THE STRANGER AND THE STATESMAN

James Smithson, John Quincy Adams, and the Making of America’s Greatest Museum: The Smithsonian

by Nina Burleigh

Pub Date: Oct. 1st, 2003
ISBN: 0-06-000241-7
Publisher: Morrow/HarperCollins

Amassed from scant source material, this inescapably forced attempt to make something of the life of the Smithsonian Institution’s founder underscores the peculiar nature of the institution's origins.

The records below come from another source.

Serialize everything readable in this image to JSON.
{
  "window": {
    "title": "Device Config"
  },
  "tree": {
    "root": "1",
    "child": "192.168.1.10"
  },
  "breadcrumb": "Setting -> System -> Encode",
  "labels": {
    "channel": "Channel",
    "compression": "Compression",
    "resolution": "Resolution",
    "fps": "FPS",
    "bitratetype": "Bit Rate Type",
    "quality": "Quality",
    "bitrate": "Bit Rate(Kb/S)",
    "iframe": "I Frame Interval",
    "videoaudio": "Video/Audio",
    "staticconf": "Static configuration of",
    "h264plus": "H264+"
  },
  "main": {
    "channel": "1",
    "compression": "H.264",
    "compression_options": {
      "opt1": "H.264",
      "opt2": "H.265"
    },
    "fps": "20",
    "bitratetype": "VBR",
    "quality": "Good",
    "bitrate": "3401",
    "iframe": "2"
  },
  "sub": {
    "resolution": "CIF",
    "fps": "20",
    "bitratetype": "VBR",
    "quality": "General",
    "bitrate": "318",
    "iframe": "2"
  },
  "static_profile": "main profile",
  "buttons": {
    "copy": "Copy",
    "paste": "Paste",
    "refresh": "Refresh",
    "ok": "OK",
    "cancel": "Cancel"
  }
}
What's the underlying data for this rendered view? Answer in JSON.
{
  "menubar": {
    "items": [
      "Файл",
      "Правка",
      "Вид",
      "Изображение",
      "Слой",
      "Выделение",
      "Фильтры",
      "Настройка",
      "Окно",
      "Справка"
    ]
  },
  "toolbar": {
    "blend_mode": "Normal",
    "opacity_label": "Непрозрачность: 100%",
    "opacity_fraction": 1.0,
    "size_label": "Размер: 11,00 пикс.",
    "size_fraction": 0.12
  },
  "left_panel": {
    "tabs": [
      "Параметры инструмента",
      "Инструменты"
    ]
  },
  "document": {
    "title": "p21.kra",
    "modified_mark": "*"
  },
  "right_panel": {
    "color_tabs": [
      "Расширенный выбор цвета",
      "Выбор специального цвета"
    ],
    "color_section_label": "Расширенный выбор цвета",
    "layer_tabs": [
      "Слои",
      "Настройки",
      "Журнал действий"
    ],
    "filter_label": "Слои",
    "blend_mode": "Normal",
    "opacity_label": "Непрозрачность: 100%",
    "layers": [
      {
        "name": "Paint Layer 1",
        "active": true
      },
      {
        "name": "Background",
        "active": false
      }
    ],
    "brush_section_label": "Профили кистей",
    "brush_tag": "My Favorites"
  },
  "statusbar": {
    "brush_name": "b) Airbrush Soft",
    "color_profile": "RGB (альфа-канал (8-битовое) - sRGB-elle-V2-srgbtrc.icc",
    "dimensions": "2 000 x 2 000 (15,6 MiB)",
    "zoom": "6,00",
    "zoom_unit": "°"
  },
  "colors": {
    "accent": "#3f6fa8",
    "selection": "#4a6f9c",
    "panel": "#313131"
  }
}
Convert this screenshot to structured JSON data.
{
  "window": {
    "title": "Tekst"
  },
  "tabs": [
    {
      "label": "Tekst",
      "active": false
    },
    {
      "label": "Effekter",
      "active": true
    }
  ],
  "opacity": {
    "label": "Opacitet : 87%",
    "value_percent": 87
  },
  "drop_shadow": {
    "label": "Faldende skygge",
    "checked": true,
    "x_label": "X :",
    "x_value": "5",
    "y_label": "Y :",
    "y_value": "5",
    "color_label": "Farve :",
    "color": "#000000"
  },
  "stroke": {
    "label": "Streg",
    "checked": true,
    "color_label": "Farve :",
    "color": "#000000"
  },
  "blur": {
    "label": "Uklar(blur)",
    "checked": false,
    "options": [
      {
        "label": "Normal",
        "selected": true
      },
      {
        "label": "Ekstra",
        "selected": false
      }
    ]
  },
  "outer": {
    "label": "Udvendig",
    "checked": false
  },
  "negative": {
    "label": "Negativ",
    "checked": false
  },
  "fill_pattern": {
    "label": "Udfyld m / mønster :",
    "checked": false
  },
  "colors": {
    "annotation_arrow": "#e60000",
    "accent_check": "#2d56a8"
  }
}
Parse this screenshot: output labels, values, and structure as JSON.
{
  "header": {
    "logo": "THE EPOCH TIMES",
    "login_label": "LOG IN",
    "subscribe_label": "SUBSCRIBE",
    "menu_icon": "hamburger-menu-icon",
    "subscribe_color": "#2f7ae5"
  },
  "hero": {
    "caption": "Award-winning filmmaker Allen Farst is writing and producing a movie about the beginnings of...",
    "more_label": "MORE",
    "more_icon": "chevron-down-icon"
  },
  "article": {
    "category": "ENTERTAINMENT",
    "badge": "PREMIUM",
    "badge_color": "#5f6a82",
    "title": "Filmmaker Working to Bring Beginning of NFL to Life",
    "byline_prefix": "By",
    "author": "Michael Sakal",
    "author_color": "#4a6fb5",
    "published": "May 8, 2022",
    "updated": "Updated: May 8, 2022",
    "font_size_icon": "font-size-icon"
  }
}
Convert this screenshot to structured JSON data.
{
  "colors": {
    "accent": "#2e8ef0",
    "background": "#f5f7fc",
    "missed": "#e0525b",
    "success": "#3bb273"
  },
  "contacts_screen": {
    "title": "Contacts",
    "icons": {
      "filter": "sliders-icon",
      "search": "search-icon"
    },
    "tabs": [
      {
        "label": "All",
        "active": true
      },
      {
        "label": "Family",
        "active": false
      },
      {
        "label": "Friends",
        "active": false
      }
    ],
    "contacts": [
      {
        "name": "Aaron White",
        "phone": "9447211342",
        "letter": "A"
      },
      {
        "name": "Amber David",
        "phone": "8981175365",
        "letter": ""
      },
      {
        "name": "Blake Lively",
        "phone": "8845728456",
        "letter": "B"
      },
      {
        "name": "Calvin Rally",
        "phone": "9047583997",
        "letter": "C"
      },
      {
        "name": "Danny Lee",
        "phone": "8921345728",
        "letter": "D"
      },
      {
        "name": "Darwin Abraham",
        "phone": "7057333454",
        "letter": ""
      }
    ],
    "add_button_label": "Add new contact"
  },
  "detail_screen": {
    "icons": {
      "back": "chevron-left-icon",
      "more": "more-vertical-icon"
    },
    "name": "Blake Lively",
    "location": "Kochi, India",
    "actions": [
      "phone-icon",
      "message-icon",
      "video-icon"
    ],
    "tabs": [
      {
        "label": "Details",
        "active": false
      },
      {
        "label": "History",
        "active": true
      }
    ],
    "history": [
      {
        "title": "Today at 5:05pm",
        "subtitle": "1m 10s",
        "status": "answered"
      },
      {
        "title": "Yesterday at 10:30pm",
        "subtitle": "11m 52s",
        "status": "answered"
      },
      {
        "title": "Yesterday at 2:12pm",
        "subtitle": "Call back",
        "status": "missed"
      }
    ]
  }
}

Little is known of James Smithson’s life—a state of affairs this account will not change—and he would not provoke much interest except for one grand gesture: He left to the US government, on his death in 1836, a sum of $500,000 “for the increase & diffusion of Knowledge among men.” What makes this act so strange, writes Burleigh (A Very Private Woman, 1998), was that Smithson was an Englishman who never set foot in America. The bastard son of the Duke of Northumberland, though his mother also had a nice pot of her own gold, he led the life of a dilettante scientist; to call him even a minor 18th-century mineralogist would be generous. “Smithson’s career was marginal, maybe even irrelevant as far as the great questions of his day,” admits the author. Since her subject provides few handles, she fastens onto his parents, his social milieu, and his colleagues in the Royal Society to move the story along. Then comes his bequest, which Burleigh suggests was the product either of his desire to make a name for himself or, more charitably, “to bring scientific knowledge to the masses,” both certainly plausible speculations. When the money makes it to the US Treasury, the author can finally sink her teeth into events, following the financial shenanigans through which the entire bequest was swindled and the efforts of John Quincy Adams to have the money put to its intended use.

The dabbling Smithson isn’t much of a rudder for a biography, and authorial enthusiasm never overcomes the handicap.